American Express taps startup BodesWell for expansion into financial planning
American Express is branching out into financial planning, with a little help from a seven-person startup called BodesWell.
This week, the credit card giant launched a pilot of its first self-service digital financial planning tool, dubbed “My Financial Plan (MFP).” The six-month pilot kicked off on July 11 with about 25,000 select Amex cardmembers.
American Express quietly invested in BodesWell in late 2020 via its venture arm, Amex Ventures. Since then, the financial services behemoth teamed up with the tiny startup to develop the financial planning tool for its users. The new product is designed to give users a complete picture of their financial health and help them make and achieve major life goals, such as buying a house or retirement.
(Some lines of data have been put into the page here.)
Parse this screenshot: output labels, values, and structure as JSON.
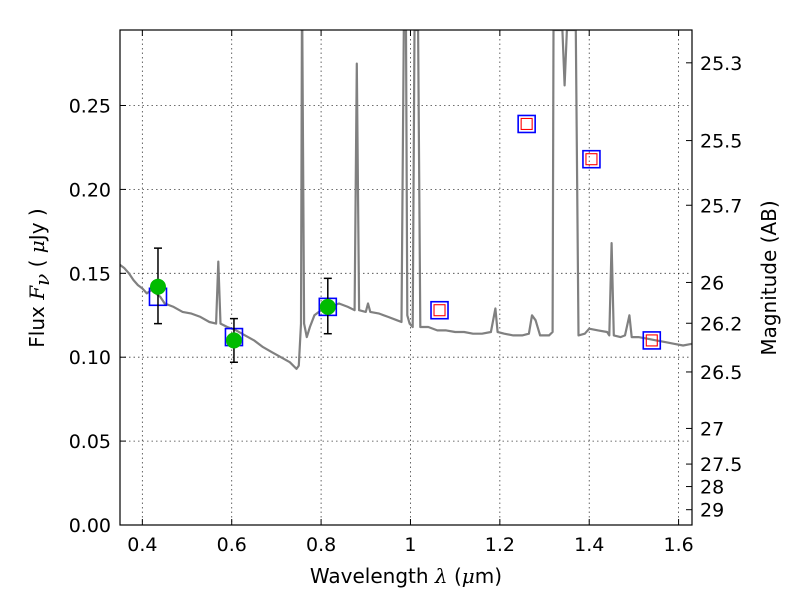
{
  "chart_data": {
    "type": "line",
    "xlabel_parts": [
      "Wavelength",
      "λ",
      "(",
      "μ",
      "m)"
    ],
    "ylabel_parts": [
      "Flux",
      "F",
      "ν",
      "(",
      "μ",
      "Jy",
      ")"
    ],
    "y2label": "Magnitude (AB)",
    "xlim": [
      0.35,
      1.63
    ],
    "ylim": [
      0.0,
      0.295
    ],
    "grid": true,
    "x_ticks": [
      {
        "v": 0.4,
        "label": "0.4"
      },
      {
        "v": 0.6,
        "label": "0.6"
      },
      {
        "v": 0.8,
        "label": "0.8"
      },
      {
        "v": 1.0,
        "label": "1"
      },
      {
        "v": 1.2,
        "label": "1.2"
      },
      {
        "v": 1.4,
        "label": "1.4"
      },
      {
        "v": 1.6,
        "label": "1.6"
      }
    ],
    "y_ticks": [
      {
        "v": 0.0,
        "label": "0.00"
      },
      {
        "v": 0.05,
        "label": "0.05"
      },
      {
        "v": 0.1,
        "label": "0.10"
      },
      {
        "v": 0.15,
        "label": "0.15"
      },
      {
        "v": 0.2,
        "label": "0.20"
      },
      {
        "v": 0.25,
        "label": "0.25"
      }
    ],
    "y2_ticks": [
      {
        "mag": 25.3,
        "label": "25.3"
      },
      {
        "mag": 25.5,
        "label": "25.5"
      },
      {
        "mag": 25.7,
        "label": "25.7"
      },
      {
        "mag": 26.0,
        "label": "26"
      },
      {
        "mag": 26.2,
        "label": "26.2"
      },
      {
        "mag": 26.5,
        "label": "26.5"
      },
      {
        "mag": 27.0,
        "label": "27"
      },
      {
        "mag": 27.5,
        "label": "27.5"
      },
      {
        "mag": 28.0,
        "label": "28"
      },
      {
        "mag": 29.0,
        "label": "29"
      }
    ],
    "series": [
      {
        "kind": "line",
        "color": "#808080",
        "points": [
          [
            0.35,
            0.155
          ],
          [
            0.36,
            0.153
          ],
          [
            0.37,
            0.15
          ],
          [
            0.38,
            0.146
          ],
          [
            0.39,
            0.143
          ],
          [
            0.4,
            0.141
          ],
          [
            0.41,
            0.138
          ],
          [
            0.42,
            0.14
          ],
          [
            0.43,
            0.138
          ],
          [
            0.44,
            0.136
          ],
          [
            0.45,
            0.132
          ],
          [
            0.47,
            0.13
          ],
          [
            0.49,
            0.127
          ],
          [
            0.51,
            0.126
          ],
          [
            0.53,
            0.124
          ],
          [
            0.55,
            0.121
          ],
          [
            0.565,
            0.12
          ],
          [
            0.57,
            0.157
          ],
          [
            0.575,
            0.12
          ],
          [
            0.59,
            0.118
          ],
          [
            0.61,
            0.116
          ],
          [
            0.63,
            0.113
          ],
          [
            0.65,
            0.11
          ],
          [
            0.67,
            0.106
          ],
          [
            0.69,
            0.103
          ],
          [
            0.71,
            0.1
          ],
          [
            0.73,
            0.097
          ],
          [
            0.745,
            0.093
          ],
          [
            0.75,
            0.095
          ],
          [
            0.755,
            0.12
          ],
          [
            0.757,
            0.295
          ],
          [
            0.758,
            0.295
          ],
          [
            0.762,
            0.12
          ],
          [
            0.768,
            0.112
          ],
          [
            0.775,
            0.118
          ],
          [
            0.785,
            0.125
          ],
          [
            0.8,
            0.128
          ],
          [
            0.82,
            0.13
          ],
          [
            0.84,
            0.132
          ],
          [
            0.86,
            0.13
          ],
          [
            0.875,
            0.128
          ],
          [
            0.88,
            0.275
          ],
          [
            0.885,
            0.128
          ],
          [
            0.9,
            0.127
          ],
          [
            0.905,
            0.132
          ],
          [
            0.91,
            0.127
          ],
          [
            0.93,
            0.126
          ],
          [
            0.95,
            0.124
          ],
          [
            0.97,
            0.122
          ],
          [
            0.98,
            0.121
          ],
          [
            0.985,
            0.295
          ],
          [
            0.99,
            0.295
          ],
          [
            0.993,
            0.125
          ],
          [
            0.998,
            0.12
          ],
          [
            1.005,
            0.118
          ],
          [
            1.009,
            0.295
          ],
          [
            1.013,
            0.295
          ],
          [
            1.017,
            0.295
          ],
          [
            1.022,
            0.118
          ],
          [
            1.04,
            0.118
          ],
          [
            1.06,
            0.116
          ],
          [
            1.08,
            0.116
          ],
          [
            1.1,
            0.115
          ],
          [
            1.12,
            0.115
          ],
          [
            1.14,
            0.114
          ],
          [
            1.16,
            0.114
          ],
          [
            1.18,
            0.115
          ],
          [
            1.19,
            0.129
          ],
          [
            1.195,
            0.115
          ],
          [
            1.21,
            0.114
          ],
          [
            1.23,
            0.113
          ],
          [
            1.25,
            0.113
          ],
          [
            1.265,
            0.114
          ],
          [
            1.272,
            0.125
          ],
          [
            1.28,
            0.122
          ],
          [
            1.29,
            0.113
          ],
          [
            1.31,
            0.113
          ],
          [
            1.318,
            0.115
          ],
          [
            1.32,
            0.295
          ],
          [
            1.34,
            0.295
          ],
          [
            1.345,
            0.262
          ],
          [
            1.35,
            0.295
          ],
          [
            1.37,
            0.295
          ],
          [
            1.376,
            0.113
          ],
          [
            1.39,
            0.114
          ],
          [
            1.4,
            0.117
          ],
          [
            1.42,
            0.116
          ],
          [
            1.44,
            0.115
          ],
          [
            1.445,
            0.113
          ],
          [
            1.45,
            0.168
          ],
          [
            1.455,
            0.113
          ],
          [
            1.47,
            0.112
          ],
          [
            1.48,
            0.113
          ],
          [
            1.49,
            0.125
          ],
          [
            1.495,
            0.112
          ],
          [
            1.51,
            0.112
          ],
          [
            1.53,
            0.111
          ],
          [
            1.55,
            0.11
          ],
          [
            1.57,
            0.109
          ],
          [
            1.59,
            0.108
          ],
          [
            1.61,
            0.107
          ],
          [
            1.63,
            0.108
          ]
        ]
      },
      {
        "kind": "model_photometry_box",
        "edge": "#0000ff",
        "points": [
          [
            0.435,
            0.136
          ],
          [
            0.605,
            0.112
          ],
          [
            0.815,
            0.13
          ],
          [
            1.065,
            0.128
          ],
          [
            1.26,
            0.239
          ],
          [
            1.405,
            0.218
          ],
          [
            1.54,
            0.11
          ]
        ]
      },
      {
        "kind": "upper_limit_box",
        "edge": "#ff0000",
        "points": [
          [
            1.065,
            0.128
          ],
          [
            1.26,
            0.239
          ],
          [
            1.405,
            0.218
          ],
          [
            1.54,
            0.11
          ]
        ]
      },
      {
        "kind": "observed_points",
        "color": "#00bb00",
        "points": [
          [
            0.435,
            0.142,
            0.12,
            0.165
          ],
          [
            0.605,
            0.11,
            0.097,
            0.123
          ],
          [
            0.815,
            0.13,
            0.114,
            0.147
          ]
        ]
      }
    ]
  }
}
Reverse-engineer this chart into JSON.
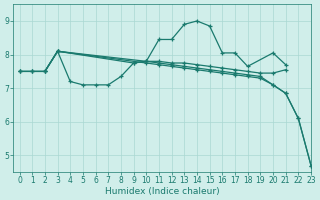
{
  "background_color": "#d0eeea",
  "grid_color": "#aad8d2",
  "line_color": "#1a7a6e",
  "xlabel": "Humidex (Indice chaleur)",
  "xlim": [
    -0.5,
    23
  ],
  "ylim": [
    4.5,
    9.5
  ],
  "yticks": [
    5,
    6,
    7,
    8,
    9
  ],
  "xticks": [
    0,
    1,
    2,
    3,
    4,
    5,
    6,
    7,
    8,
    9,
    10,
    11,
    12,
    13,
    14,
    15,
    16,
    17,
    18,
    19,
    20,
    21,
    22,
    23
  ],
  "s1x": [
    0,
    1,
    2,
    3,
    4,
    5,
    6,
    7,
    8,
    9,
    10,
    11,
    12,
    13,
    14,
    15,
    16,
    17,
    18,
    19,
    20,
    21
  ],
  "s1y": [
    7.5,
    7.5,
    7.5,
    8.1,
    7.2,
    7.1,
    7.1,
    7.1,
    7.35,
    7.75,
    7.8,
    7.8,
    7.75,
    7.75,
    7.7,
    7.65,
    7.6,
    7.55,
    7.5,
    7.45,
    7.45,
    7.55
  ],
  "s2x": [
    2,
    3,
    10,
    11,
    12,
    13,
    14,
    15,
    16,
    17,
    18,
    20,
    21
  ],
  "s2y": [
    7.5,
    8.1,
    7.8,
    8.45,
    8.45,
    8.9,
    9.0,
    8.85,
    8.05,
    8.05,
    7.65,
    8.05,
    7.7
  ],
  "s3x": [
    0,
    1,
    2,
    3,
    9,
    10,
    11,
    12,
    13,
    14,
    15,
    16,
    17,
    18,
    19,
    20,
    21,
    22,
    23
  ],
  "s3y": [
    7.5,
    7.5,
    7.5,
    8.1,
    7.75,
    7.8,
    7.75,
    7.7,
    7.65,
    7.6,
    7.55,
    7.5,
    7.45,
    7.4,
    7.35,
    7.1,
    6.85,
    6.1,
    4.7
  ],
  "s4x": [
    0,
    1,
    2,
    3,
    10,
    11,
    12,
    13,
    14,
    15,
    16,
    17,
    18,
    19,
    20,
    21,
    22,
    23
  ],
  "s4y": [
    7.5,
    7.5,
    7.5,
    8.1,
    7.75,
    7.7,
    7.65,
    7.6,
    7.55,
    7.5,
    7.45,
    7.4,
    7.35,
    7.3,
    7.1,
    6.85,
    6.1,
    4.7
  ]
}
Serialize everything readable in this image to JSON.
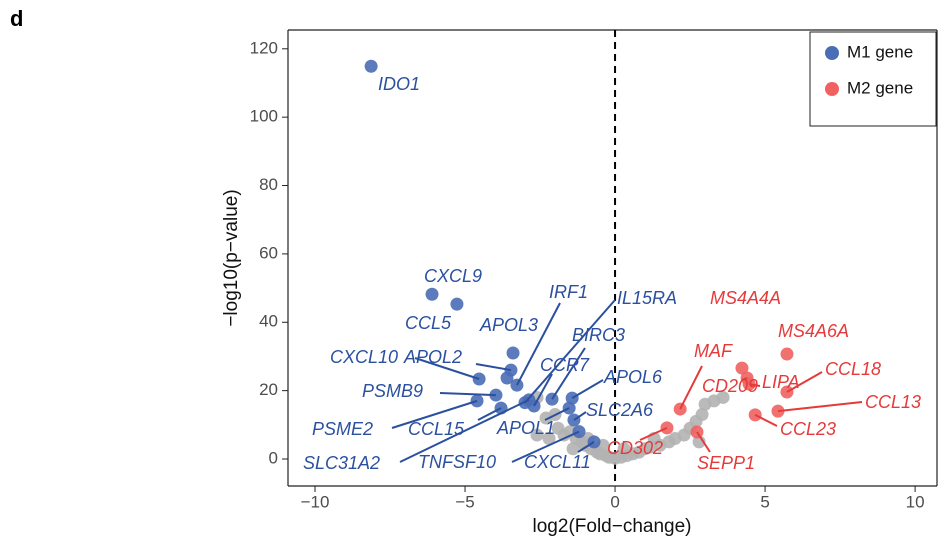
{
  "panel_label": "d",
  "chart_data": {
    "type": "scatter",
    "xlabel": "log2(Fold−change)",
    "ylabel": "−log10(p−value)",
    "xlim": [
      -10.9,
      10.73
    ],
    "ylim": [
      -7.9,
      125.5
    ],
    "xticks": [
      {
        "value": -10,
        "label": "−10"
      },
      {
        "value": -5,
        "label": "−5"
      },
      0,
      5,
      10
    ],
    "yticks": [
      0,
      20,
      40,
      60,
      80,
      100,
      120
    ],
    "vline_x": 0,
    "legend": "upper right",
    "series": [
      {
        "name": "M1 gene",
        "color": "#4a6db5",
        "label_color": "#2b50a0",
        "x": [
          -8.13,
          -6.1,
          -5.27,
          -3.4,
          -3.47,
          -4.53,
          -3.27,
          -3.97,
          -4.6,
          -3.8,
          -2.87,
          -2.7,
          -2.1,
          -1.53,
          -1.43,
          -1.37,
          -1.2,
          -0.7,
          -3.0,
          -3.6
        ],
        "values": [
          114.9,
          48.2,
          45.3,
          31,
          26,
          23.4,
          21.6,
          18.7,
          17,
          14.9,
          17.3,
          15.5,
          17.5,
          14.9,
          17.8,
          11.4,
          8,
          5,
          16.5,
          23.7
        ],
        "labels": [
          "IDO1",
          "CXCL9",
          "CCL5",
          "APOL3",
          "APOL2",
          "CXCL10",
          "IRF1",
          "PSMB9",
          "PSME2",
          "CCL15",
          "SLC31A2",
          "CCR7",
          "BIRC3",
          "APOL1",
          "APOL6",
          "SLC2A6",
          "TNFSF10",
          "CXCL11",
          "IL15RA",
          null
        ]
      },
      {
        "name": "M2 gene",
        "color": "#f06261",
        "label_color": "#e63a3a",
        "x": [
          4.23,
          4.4,
          5.73,
          5.73,
          4.47,
          5.43,
          4.67,
          2.17,
          1.73,
          2.73
        ],
        "values": [
          26.6,
          23.7,
          30.7,
          19.6,
          21.9,
          14,
          12.9,
          14.6,
          9.1,
          7.9
        ],
        "labels": [
          "MS4A4A",
          "CD209",
          "MS4A6A",
          "CCL18",
          "LIPA",
          "CCL13",
          "CCL23",
          "MAF",
          "CD302",
          "SEPP1"
        ]
      },
      {
        "color": "#b3b3b3",
        "x": [
          -2.6,
          -2.3,
          -2.0,
          -1.9,
          -1.7,
          -2.6,
          -2.2,
          -1.5,
          -1.3,
          -1.1,
          -1.0,
          -0.8,
          -0.6,
          -0.5,
          -0.3,
          -0.2,
          0,
          0.2,
          0.4,
          0.6,
          0.8,
          1.0,
          1.2,
          1.5,
          1.8,
          2.0,
          2.3,
          2.5,
          2.7,
          2.9,
          3.0,
          3.3,
          3.6,
          2.8,
          -1.4,
          -0.9,
          -0.4,
          0.3,
          1.3
        ],
        "values": [
          18,
          12,
          13,
          9,
          7,
          7,
          6,
          8,
          6,
          5,
          4,
          3,
          2,
          1.5,
          1,
          0.5,
          0.2,
          0.5,
          1,
          1.5,
          2,
          3,
          3.5,
          4,
          5,
          6,
          7,
          9,
          11,
          13,
          16,
          17,
          18,
          5,
          3,
          6,
          4,
          3,
          6
        ]
      }
    ]
  }
}
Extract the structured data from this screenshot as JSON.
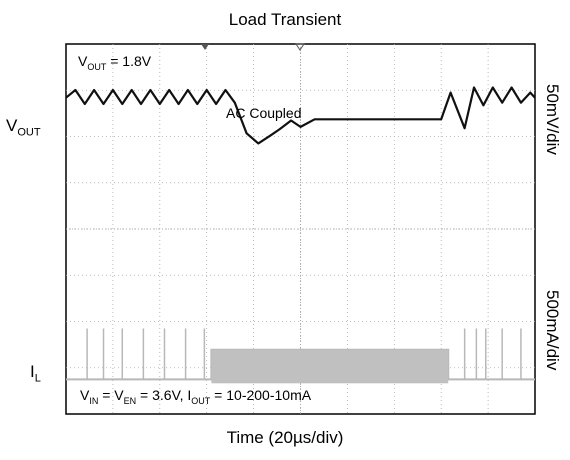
{
  "chart_data": {
    "type": "line",
    "title": "Load Transient",
    "xlabel": "Time (20µs/div)",
    "ylabels_right": [
      "50mV/div",
      "500mA/div"
    ],
    "grid": "on",
    "divisions": {
      "x": 10,
      "y": 8
    },
    "annotations": {
      "vout_box": "= 1.8V",
      "vout_box_prefix": "V",
      "vout_box_sub": "OUT",
      "coupling": "AC Coupled",
      "conditions": {
        "v": "V",
        "in": "IN",
        "eq1": " = V",
        "en": "EN",
        "eq2": " = 3.6V, I",
        "out": "OUT",
        "tail": " = 10-200-10mA"
      }
    },
    "channel_labels": {
      "vout_main": "V",
      "vout_sub": "OUT",
      "il_main": "I",
      "il_sub": "L"
    },
    "series": [
      {
        "channel": "vout",
        "x_div": [
          0,
          0.2,
          0.4,
          0.6,
          0.8,
          1.0,
          1.2,
          1.4,
          1.6,
          1.8,
          2.0,
          2.2,
          2.4,
          2.6,
          2.8,
          3.0,
          3.2,
          3.4,
          3.6,
          3.85,
          4.1,
          4.35,
          4.55,
          4.8,
          5.0,
          5.3,
          5.6,
          6.0,
          7.0,
          8.0,
          8.2,
          8.5,
          8.7,
          8.9,
          9.1,
          9.3,
          9.5,
          9.7,
          9.9,
          10.0
        ],
        "y_div": [
          0.8,
          1.1,
          0.55,
          1.1,
          0.55,
          1.1,
          0.55,
          1.1,
          0.55,
          1.1,
          0.55,
          1.1,
          0.55,
          1.1,
          0.55,
          1.1,
          0.55,
          1.1,
          0.6,
          -0.6,
          -1.0,
          -0.7,
          -0.45,
          -0.1,
          -0.35,
          -0.05,
          -0.05,
          -0.05,
          -0.05,
          -0.05,
          1.0,
          -0.4,
          1.2,
          0.5,
          1.2,
          0.6,
          1.2,
          0.6,
          1.0,
          0.8
        ]
      },
      {
        "channel": "il",
        "x_div": [
          0,
          3.05,
          3.1,
          8.15,
          8.2,
          10
        ],
        "i_mA": [
          10,
          10,
          200,
          200,
          10,
          10
        ]
      }
    ]
  }
}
TechCrunch talked with Amex Ventures’ Julia Huang, who led the investment and strategy around the new product, and BodesWell co-founder and CEO Matthew Bellows to learn more details.
The pair actually met while serving on a panel together in 2019.
“I was drawn to the fact that it was not a round-up savings tool, but rather a holistic tool to understand your full financial picture that could be used to plan for the financial impact of your life decisions,” Huang told TechCrunch.
Before deciding to invest in BodesWell, Huang says Amex Ventures — which over time has backed more than 70 startups — had “evaluated the space quite extensively.”
Huang introduced Bellows and his staff to Amex’s Digital Labs team and they embarked on jointly developing a specialized offering for Amex customers. (While Bellow is based in Boston, he says the startup is “globally distributed.”)
“Our goal is to democratize financial planning with our cardmembers by providing detailed insights and forecasts to help them with their holistic planning,” she told TechCrunch.
Bellows started BodesWell in early 2019 with the goal of empowering clients and customers to build their own financial plan.
“So much of financial planning software is aimed at financial advisors, and requires them to run it,” he said. “So, most people can’t get the benefits of financial planning…Our hope is to expand benefits to a lot more people.”
BodesWell will guide users in setting up a financial plan and will work even better if they sync with their other financial information via Plaid so it can “update in real time,” Huang said.
The tool “takes into account income, assets, expenses and liabilities — what cash flow looks like holistically so that users can drag & drop to plan life events,” Bellow said.
An estimated 85 million American households don’t have a financial, planner for a variety of reasons — including mistrust of a planner’s intentions or just feeling overwhelmed by the process.
The product is free during the pilot phase and American Express hasn’t yet determined if it will charge for it afterwards.
“We’re gauging first for engagement and the power of the product for our customers,” Huang told TechCrunch. “We want to make sure the product resonates and that we iterate on the product to make sure it’s good for the broader population. Our primary goal is that our customers use it and find it valuable.”
Amex Ventures has formed “some level of partnership” with more than two-thirds of its portfolio companies, she added.
“We try to engage with our portfolio in that way, to provide value with our startup ecosystem,” Huang said.
For its part, BodesWell had previously raised about $1.5 million from investors such as Cleo Capital, Ex Ventures, Riot.vc, GritCapital and Argon Capital and angels like HubSpot CEO Brian Halligan and Kintent CEO Sravish Sridhar.